Schrijver, regisseur of uitgever?
‘In heel mijn werkende leven ben ik een verhalenverteller en dat zal ik blijven. Vanaf de eerste keer dat ik een toneelstuk uit het Amerikaans-Engels vertaalde[1], tot Alles wordt prachtig[2], de radiodramaserie die ik in 2016 in opdracht van AVROTROS schreef, het ging altijd om het vertellen van verhalen. Het is een passie, evenals de afgewogen vormkeuze voor ieder project. Theater, film, televisiedrama: beeld en geluid. Boeken: taal en tekst. Spannender combinaties zijn er niet.’
Roadtrip
Televisie hadden we thuis niet. Ik luisterde naar de radio en las ongelooflijk veel. Fictieve reisverhalen. Verhalen van Karl May verslond ik, over Winnetou, Old Shatterhand, Kara Ben Nemsi en Hadji Halef Omar. Spelen met andere kinderen vond ik niet spannend. Ik bouwde liever hutten in bomen, daar las ik, in de stilte en rust van het bos. Lezen is voor mij – nog steeds – het maken van een roadtrip.

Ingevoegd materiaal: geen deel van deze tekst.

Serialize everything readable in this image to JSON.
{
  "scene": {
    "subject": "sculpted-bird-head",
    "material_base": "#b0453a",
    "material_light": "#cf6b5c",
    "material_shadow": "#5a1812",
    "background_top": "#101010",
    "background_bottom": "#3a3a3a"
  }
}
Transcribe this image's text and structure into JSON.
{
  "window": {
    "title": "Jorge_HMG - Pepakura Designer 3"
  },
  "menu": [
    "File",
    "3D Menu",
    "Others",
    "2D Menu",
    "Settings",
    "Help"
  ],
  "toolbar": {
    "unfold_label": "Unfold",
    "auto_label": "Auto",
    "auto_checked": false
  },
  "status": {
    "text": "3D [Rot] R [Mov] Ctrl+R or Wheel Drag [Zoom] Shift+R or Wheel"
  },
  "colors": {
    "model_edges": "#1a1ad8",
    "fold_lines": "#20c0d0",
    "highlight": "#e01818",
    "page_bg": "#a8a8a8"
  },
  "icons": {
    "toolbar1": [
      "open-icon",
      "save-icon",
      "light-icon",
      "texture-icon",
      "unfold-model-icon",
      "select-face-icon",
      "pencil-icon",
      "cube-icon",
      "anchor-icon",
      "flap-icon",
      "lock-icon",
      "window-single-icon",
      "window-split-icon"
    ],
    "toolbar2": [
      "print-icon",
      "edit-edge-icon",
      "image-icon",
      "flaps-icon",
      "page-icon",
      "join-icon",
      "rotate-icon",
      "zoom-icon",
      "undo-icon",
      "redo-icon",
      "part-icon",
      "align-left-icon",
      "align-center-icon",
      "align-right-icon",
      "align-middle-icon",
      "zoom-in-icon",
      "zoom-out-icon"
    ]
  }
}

Een heftige toneelervaring had ik op mijn vijftiende. Met een vriendinnetje van school kocht ik kaartjes voor de schouwburg in Utrecht, voor Who’s afraid of Virginia Woolf met Ank van der Moer en Han Bentz van den Berg. De voorstelling kwam aan als een mokerslag. Bij de speelfilm Kramer vs. Kramer rolden de tranen over mijn wangen. In beide gevallen had ik het gevoel dat het over mij ging. Mijn verlangen groeide om dat soort verhalen zélf te kunnen vertellen. Ik realiseer me nu dat die behoefte te maken had met macht willen hebben over tijd en ruimte. Ik heb dertig jaar televisiedrama gemaakt om dat soort emoties bij kijkers op te roepen.
Authenticiteit
Kernwoorden zijn voor mij: dichtbij, emotie en inhoud. Je moet dicht bij jezelf blijven. Authenticiteit is belangrijk. Fictie moet iets teweeg brengen bij de lezer. Ik wil werk en persoonlijk leven van de belangrijkste karakters in Severyn & Govaert combineren met actuele, maatschappelijke thema’s. Daarnaast moeten mijn boeken ontspanning brengen, uitnodigen tot de roadtrip die ik vroeger zelf maakte.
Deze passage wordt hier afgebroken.